The university system itself is further polarised between Oxford and Cambridge, the rest of the Russell Group universities, and down through the perceived order of merit to the colleges at the bottom of the pecking order. This was, after all, why A-level downgrading was such a threat for some students who protested to make sure they could still get a place at the higher ranked university that they were hoping to attend. This polarisation, made worse by the marketisation of university places, has to be challenged. All students have the right to a high quality education, not just a few.

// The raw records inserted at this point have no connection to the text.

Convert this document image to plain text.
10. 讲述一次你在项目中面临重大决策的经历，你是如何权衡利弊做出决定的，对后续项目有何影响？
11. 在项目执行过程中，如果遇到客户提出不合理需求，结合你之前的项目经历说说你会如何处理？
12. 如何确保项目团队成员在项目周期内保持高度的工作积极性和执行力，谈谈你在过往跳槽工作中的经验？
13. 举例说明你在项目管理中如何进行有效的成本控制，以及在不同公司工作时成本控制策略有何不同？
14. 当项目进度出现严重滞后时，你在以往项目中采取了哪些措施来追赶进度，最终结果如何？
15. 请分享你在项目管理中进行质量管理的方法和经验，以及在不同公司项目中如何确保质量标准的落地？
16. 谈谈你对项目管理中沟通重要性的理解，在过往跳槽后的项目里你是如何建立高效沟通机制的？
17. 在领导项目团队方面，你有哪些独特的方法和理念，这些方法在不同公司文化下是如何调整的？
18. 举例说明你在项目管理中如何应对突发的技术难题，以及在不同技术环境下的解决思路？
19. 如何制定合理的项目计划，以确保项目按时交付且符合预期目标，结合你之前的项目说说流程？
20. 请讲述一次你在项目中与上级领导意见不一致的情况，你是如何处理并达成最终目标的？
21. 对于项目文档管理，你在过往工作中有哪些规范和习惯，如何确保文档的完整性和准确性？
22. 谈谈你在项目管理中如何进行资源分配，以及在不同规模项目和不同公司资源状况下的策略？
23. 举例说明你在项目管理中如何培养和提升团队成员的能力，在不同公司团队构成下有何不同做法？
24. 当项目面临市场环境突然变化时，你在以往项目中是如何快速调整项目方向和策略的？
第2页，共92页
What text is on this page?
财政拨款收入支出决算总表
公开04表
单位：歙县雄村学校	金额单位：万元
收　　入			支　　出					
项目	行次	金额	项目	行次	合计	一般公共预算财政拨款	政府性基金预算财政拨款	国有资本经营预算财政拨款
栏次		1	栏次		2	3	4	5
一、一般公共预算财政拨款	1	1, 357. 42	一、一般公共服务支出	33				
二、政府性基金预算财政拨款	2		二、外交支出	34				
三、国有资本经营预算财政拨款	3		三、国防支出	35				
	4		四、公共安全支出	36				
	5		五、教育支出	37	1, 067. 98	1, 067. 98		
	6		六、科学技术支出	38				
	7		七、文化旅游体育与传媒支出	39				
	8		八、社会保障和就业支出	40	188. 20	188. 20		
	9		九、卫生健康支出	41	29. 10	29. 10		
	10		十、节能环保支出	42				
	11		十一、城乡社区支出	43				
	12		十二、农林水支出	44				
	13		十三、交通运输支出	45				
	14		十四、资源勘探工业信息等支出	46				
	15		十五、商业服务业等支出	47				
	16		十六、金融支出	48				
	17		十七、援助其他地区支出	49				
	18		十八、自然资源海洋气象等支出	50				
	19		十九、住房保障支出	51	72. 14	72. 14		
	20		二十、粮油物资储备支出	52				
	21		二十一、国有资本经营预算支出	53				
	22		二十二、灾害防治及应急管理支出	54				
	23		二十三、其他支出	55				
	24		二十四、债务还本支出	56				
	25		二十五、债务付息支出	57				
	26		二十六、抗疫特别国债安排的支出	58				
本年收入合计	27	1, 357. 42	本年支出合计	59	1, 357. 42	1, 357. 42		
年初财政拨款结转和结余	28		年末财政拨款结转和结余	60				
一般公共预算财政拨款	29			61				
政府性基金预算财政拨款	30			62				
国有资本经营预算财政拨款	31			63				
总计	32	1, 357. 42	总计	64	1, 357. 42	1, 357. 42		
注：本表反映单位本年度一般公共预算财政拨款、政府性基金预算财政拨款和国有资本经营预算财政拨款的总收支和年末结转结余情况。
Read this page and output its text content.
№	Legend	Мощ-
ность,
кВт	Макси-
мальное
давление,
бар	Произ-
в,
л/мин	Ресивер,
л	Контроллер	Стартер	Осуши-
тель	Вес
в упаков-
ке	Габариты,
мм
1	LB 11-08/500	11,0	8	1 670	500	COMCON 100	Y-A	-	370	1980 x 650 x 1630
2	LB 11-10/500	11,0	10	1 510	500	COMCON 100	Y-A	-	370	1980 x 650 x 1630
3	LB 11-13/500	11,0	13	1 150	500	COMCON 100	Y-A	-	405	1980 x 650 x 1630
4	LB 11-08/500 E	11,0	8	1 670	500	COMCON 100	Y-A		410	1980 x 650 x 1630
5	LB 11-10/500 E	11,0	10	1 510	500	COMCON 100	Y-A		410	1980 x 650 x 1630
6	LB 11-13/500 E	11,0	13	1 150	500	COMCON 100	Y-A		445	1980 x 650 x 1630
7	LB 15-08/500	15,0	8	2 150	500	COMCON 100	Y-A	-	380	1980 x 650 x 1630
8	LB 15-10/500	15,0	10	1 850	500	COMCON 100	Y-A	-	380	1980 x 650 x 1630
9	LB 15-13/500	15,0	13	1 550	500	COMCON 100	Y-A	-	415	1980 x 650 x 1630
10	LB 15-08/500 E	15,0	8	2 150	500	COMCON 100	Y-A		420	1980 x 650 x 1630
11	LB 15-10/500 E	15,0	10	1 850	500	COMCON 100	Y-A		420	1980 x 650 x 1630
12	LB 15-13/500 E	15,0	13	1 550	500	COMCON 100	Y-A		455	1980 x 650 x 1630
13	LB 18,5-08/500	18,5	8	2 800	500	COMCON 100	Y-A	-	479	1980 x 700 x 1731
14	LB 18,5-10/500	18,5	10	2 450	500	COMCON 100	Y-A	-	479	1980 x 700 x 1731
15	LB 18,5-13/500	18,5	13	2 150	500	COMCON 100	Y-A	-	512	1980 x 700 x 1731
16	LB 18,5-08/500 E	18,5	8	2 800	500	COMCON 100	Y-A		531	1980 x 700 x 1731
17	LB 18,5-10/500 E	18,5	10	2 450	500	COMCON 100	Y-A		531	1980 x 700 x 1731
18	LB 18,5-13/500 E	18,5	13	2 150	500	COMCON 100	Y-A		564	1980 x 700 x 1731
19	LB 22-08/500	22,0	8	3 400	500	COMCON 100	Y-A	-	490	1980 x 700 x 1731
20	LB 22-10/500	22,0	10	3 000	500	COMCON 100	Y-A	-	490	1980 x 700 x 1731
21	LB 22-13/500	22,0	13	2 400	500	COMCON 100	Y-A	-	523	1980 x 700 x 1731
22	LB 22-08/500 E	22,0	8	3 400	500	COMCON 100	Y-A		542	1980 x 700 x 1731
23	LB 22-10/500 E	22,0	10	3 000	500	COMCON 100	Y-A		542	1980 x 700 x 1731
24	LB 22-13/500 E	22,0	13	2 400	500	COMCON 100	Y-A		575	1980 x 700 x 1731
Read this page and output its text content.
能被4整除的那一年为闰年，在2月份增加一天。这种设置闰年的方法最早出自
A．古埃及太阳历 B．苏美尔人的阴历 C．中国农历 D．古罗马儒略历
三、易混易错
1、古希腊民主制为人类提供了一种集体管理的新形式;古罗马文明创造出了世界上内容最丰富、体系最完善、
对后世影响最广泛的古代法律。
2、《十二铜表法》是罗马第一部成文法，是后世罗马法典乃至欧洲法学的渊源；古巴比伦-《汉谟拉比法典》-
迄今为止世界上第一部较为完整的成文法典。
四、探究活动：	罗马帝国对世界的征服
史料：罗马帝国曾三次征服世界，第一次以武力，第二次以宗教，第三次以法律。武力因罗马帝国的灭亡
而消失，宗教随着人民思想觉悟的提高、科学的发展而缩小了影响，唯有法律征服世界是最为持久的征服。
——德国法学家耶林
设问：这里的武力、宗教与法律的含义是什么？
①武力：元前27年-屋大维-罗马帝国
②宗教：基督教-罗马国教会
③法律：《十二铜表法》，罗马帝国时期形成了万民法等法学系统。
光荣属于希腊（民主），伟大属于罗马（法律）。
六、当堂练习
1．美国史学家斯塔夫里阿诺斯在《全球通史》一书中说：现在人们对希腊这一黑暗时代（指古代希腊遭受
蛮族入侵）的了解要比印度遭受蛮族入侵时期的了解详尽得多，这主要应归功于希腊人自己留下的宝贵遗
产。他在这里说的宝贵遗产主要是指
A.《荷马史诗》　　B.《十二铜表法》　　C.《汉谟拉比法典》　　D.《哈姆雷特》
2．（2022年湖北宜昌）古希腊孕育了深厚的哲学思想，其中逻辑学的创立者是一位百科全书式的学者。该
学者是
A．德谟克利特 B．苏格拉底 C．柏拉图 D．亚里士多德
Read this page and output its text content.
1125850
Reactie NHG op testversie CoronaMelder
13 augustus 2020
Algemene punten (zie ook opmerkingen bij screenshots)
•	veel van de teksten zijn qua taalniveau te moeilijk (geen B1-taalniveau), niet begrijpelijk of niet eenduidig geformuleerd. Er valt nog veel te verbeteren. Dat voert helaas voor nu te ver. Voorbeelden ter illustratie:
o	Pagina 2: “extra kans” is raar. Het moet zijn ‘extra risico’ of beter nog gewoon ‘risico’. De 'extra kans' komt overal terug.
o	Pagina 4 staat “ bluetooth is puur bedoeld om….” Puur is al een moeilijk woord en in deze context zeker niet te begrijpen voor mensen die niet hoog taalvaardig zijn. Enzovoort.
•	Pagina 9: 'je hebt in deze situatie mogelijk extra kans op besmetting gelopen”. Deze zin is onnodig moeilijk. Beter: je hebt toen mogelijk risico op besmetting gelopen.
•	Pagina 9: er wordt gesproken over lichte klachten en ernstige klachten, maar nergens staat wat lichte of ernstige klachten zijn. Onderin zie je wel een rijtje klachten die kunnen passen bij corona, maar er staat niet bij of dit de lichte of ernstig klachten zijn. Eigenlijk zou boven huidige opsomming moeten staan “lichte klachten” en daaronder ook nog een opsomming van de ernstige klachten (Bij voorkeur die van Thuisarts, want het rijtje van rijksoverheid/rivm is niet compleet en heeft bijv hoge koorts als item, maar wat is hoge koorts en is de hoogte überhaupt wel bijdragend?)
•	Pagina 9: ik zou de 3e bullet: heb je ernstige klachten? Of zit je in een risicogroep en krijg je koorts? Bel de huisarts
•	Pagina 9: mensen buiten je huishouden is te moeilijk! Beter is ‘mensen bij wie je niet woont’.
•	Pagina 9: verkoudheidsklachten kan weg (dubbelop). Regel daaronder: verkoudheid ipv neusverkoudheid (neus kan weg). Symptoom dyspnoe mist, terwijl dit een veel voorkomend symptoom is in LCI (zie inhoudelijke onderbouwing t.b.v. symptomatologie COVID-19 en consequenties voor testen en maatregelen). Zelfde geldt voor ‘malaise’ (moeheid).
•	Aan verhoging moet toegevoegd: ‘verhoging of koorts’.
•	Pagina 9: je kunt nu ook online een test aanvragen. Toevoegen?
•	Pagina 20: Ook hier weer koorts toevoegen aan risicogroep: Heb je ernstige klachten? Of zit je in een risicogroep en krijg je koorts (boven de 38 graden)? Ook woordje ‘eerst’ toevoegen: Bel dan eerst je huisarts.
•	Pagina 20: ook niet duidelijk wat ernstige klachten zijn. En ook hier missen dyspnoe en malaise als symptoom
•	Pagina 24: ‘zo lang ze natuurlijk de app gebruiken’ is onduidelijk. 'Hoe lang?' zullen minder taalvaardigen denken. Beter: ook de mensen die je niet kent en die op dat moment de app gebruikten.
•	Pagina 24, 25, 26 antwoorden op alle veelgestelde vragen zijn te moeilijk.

A socialist education system must ensure that all young people have a choice – as the Young Socialists’ Charter demands today – of a university place, training or employment. That choice should be a genuine one, based on the wishes of the young person, not through rationing imposed through exam scores. Education, and society as a whole, should also be organised in a way that breaks down the division between ‘mental and manual labour’ that exists under capitalism so that everyone can develop a full range of skills and knowledge.
Of course, this presupposes a society where sufficient resources are made available to provide that genuine equality of opportunity where youth can choose the life options they feel best suited for, rather than leaving it to exams to artificially ration what is on offer.
Where those resources did not exist in a poorly developed Russia, ravaged further by civil war, the Bolsheviks were never able to develop their policy in practice. The abolition of exams, alongside other far-sighted educational reforms, soon fell victim to the Stalinist counter-revolution which reverted to the former stratified curriculum.
But those Bolshevik reforms provide, to paraphrase Marx, a ‘germ of the education of the future’ that socialist educators should build on today.